Concurrency primitives

ts
FiberVal     // lightweight cooperatively-scheduled fiber
MutexVal     // mutual exclusion
IVarVal      // write-once synchronization variable
ChannelVal   // communication channel
ActorVal     // actor with mailbox

These are NOT Matrix actors. They're in-process concurrency primitives the language ships with, useful inside an Omega session.

Streams, promises, IR, errors

ts
PromiseVal      // memoized thunk
StreamVal       // lazy infinite sequence marker
IRVal           // compiled IR artifact
ErrVal          // error value (separate from Condition)
ConditionVal    // structured condition (raised/handled like exceptions)

Generic dispatch

ts
TaggedVal           // value with a semantic type tag
GenericRegistryVal  // method dispatch table
GenericMissVal      // unresolved dispatch

Solver values (Job 008)

ts
BudgetVal           // typed budget for solvers
ResultVal           // solver result
CostEstimateVal
SolverVal           // first-class solver
FactStoreVal        // monotone fact store

Language-building values

ts
EvaluatorVal        // custom evaluator with extended primitives
MacroTransformerVal
ArtifactVal         // typed data for solve decomposition
GoalVal             // what to accomplish
TableVal            // mutable hash table (used by problem-recognizer)

How to interact

The tag field is the discriminant.

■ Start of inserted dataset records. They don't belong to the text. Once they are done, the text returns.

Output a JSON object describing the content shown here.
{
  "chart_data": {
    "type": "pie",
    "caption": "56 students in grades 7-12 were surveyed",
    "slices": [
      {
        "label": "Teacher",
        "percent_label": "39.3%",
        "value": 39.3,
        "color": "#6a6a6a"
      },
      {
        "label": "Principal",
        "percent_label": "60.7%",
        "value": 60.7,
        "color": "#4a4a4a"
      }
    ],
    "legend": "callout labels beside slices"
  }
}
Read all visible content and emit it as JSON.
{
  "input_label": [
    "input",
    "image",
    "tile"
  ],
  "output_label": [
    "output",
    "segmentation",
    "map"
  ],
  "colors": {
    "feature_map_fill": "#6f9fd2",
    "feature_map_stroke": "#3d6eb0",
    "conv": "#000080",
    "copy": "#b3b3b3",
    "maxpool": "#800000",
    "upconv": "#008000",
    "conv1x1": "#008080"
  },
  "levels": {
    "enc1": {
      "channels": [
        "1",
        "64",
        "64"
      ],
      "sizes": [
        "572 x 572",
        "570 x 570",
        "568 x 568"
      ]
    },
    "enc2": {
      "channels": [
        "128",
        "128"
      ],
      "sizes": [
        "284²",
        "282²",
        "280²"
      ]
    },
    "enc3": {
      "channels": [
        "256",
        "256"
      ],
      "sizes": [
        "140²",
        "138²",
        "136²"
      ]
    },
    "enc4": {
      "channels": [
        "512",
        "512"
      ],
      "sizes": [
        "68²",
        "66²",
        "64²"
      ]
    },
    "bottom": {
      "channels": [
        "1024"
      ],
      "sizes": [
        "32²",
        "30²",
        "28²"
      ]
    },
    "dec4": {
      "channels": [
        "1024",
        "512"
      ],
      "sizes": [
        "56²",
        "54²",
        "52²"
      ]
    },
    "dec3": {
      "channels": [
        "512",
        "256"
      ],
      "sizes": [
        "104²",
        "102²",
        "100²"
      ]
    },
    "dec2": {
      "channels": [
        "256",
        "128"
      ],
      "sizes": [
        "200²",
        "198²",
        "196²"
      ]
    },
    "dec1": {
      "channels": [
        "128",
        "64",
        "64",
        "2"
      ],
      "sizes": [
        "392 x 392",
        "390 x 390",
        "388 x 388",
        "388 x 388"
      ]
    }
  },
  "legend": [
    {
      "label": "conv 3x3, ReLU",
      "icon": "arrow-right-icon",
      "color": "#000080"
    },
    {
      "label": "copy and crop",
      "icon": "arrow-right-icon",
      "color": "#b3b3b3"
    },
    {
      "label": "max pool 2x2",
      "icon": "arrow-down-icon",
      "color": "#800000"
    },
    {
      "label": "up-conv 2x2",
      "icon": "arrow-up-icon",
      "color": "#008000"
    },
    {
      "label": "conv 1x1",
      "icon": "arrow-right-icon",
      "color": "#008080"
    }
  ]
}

From TypeScript:

ts
function describe(v: Val): string {
  switch (v.tag) {
    case "Num":     return `number ${v.n}`;
    case "Closure": return `closure ${v.name ?? "<anon>"}/${v.params.length}`;
    case "Meaning": return `meaning denoting ${(v as MeaningVal).denotation}`;
    // ...
  }
}

From Lisp, the standard predicates apply: number?, string?, procedure?, meaning?, contradiction?, etc. Type predicates are part of the standard library (see Reference: built-ins).